Final answer:
To calculate the initial quantity of a radioactive isotope with known half-life and remaining quantity after certain years, use the half-life decay formula. After plugging the values for 239 Pu and performing the calculations, we find that the initial quantity was approximately 3.161g.
Step-by-step explanation:
The radioactive isotope 239 Pu is known for its long half-life, which can pose a challenge in terms of radioactive waste management. To find the initial quantity of 239 Pu, we can use the half-life formula:
N_t = N_0 (1/2)^(t/T)
Where:
- N_t is the remaining quantity after time t (3g in this case)

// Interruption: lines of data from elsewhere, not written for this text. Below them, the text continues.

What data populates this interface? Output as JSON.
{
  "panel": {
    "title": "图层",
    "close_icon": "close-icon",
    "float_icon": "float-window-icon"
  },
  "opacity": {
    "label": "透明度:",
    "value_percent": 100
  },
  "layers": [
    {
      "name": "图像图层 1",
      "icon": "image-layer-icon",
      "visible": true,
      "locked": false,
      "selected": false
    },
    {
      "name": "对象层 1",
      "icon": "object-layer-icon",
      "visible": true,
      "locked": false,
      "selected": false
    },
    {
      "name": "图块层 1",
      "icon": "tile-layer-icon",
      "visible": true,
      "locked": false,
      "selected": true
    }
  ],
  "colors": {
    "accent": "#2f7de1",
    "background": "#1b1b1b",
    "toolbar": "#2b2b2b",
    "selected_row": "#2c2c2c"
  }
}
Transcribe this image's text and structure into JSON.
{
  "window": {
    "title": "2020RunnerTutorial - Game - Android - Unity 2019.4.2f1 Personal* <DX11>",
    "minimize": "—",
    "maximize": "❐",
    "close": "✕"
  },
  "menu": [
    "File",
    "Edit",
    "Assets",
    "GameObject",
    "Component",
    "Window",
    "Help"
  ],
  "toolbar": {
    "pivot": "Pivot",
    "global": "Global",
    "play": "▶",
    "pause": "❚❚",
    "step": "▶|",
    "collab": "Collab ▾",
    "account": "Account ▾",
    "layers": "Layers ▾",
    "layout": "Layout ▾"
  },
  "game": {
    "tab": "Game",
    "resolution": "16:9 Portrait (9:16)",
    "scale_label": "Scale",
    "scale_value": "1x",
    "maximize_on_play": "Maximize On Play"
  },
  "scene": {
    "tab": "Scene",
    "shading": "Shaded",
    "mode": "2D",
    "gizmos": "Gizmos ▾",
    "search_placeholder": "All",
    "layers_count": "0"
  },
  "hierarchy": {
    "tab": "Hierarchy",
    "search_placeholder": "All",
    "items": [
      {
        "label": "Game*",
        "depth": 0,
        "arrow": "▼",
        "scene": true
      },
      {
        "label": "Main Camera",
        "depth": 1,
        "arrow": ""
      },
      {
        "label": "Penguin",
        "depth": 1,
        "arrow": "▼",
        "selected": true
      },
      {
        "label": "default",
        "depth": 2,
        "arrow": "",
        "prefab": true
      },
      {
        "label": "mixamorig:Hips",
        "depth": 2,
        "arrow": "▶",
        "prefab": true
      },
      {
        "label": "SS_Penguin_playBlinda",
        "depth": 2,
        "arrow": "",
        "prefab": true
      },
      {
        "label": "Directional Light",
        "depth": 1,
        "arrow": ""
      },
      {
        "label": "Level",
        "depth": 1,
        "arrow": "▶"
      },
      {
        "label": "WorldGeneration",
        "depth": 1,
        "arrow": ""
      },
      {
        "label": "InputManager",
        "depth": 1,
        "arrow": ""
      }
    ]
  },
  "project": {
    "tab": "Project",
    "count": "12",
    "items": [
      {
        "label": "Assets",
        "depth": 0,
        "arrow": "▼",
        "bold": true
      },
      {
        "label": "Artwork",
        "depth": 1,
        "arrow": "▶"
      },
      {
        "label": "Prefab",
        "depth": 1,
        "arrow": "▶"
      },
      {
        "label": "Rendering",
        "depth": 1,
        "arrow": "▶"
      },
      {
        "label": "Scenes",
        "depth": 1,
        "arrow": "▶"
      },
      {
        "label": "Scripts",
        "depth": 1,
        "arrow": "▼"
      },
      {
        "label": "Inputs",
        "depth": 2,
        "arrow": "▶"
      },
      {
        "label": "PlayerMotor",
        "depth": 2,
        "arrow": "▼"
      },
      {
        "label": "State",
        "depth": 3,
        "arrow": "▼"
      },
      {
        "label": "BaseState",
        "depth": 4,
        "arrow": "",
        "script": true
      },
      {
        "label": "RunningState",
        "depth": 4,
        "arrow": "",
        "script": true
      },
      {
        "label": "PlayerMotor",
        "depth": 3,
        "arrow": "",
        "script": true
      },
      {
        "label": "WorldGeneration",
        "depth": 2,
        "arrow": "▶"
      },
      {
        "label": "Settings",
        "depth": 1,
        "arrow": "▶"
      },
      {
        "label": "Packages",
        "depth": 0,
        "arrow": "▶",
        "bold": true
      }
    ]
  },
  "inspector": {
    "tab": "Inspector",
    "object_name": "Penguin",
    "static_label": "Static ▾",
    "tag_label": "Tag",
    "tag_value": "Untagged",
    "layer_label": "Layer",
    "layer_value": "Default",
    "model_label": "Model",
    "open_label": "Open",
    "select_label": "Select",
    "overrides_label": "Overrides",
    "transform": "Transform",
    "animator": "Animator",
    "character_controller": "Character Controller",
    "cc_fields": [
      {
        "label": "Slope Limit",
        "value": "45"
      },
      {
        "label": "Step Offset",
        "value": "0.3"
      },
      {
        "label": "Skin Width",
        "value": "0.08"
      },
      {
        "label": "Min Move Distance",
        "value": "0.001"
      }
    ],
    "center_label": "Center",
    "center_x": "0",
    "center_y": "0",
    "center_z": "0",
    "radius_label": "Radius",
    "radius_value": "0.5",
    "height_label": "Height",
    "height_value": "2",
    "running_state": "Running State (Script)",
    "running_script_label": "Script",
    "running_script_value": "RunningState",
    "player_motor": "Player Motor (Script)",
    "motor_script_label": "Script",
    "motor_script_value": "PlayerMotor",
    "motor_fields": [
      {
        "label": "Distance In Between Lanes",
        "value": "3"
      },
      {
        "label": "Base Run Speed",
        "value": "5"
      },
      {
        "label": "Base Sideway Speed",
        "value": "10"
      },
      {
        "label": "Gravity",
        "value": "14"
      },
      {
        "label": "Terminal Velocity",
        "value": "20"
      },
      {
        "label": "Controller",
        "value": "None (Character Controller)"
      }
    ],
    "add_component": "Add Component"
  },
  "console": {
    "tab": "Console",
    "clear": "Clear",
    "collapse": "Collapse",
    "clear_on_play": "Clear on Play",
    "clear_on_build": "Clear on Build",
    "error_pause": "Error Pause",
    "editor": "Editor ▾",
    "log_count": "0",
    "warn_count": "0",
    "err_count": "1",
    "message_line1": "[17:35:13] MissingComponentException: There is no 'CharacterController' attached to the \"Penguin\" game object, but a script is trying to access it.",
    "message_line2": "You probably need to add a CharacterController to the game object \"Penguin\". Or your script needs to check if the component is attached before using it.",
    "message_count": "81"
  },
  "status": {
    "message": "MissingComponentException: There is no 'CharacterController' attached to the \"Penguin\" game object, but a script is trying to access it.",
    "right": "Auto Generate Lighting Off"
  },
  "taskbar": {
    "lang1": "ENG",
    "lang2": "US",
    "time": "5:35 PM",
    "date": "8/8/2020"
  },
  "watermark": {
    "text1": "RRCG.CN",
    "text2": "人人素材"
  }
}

- N_0 is the initial quantity (what we want to find)
- t is the time that has passed (1800 years)
- T is the half-life period (24100 years)
Using this formula:
N_0 = N_t / (1/2)^(t/T)
Substituting the given values:
N_0 = 3g / (1/2)^(1800/24100)
Now, we calculate the exponent first: 1800/24100 = 0.074689
Then raise (1/2) to this exponent:
(1/2)^0.074689 ≈ 0.9489
So:
N_0 = 3g / 0.9489 ≈ 3.161g
Therefore, the initial quantity of 239 Pu was approximately 3.161g.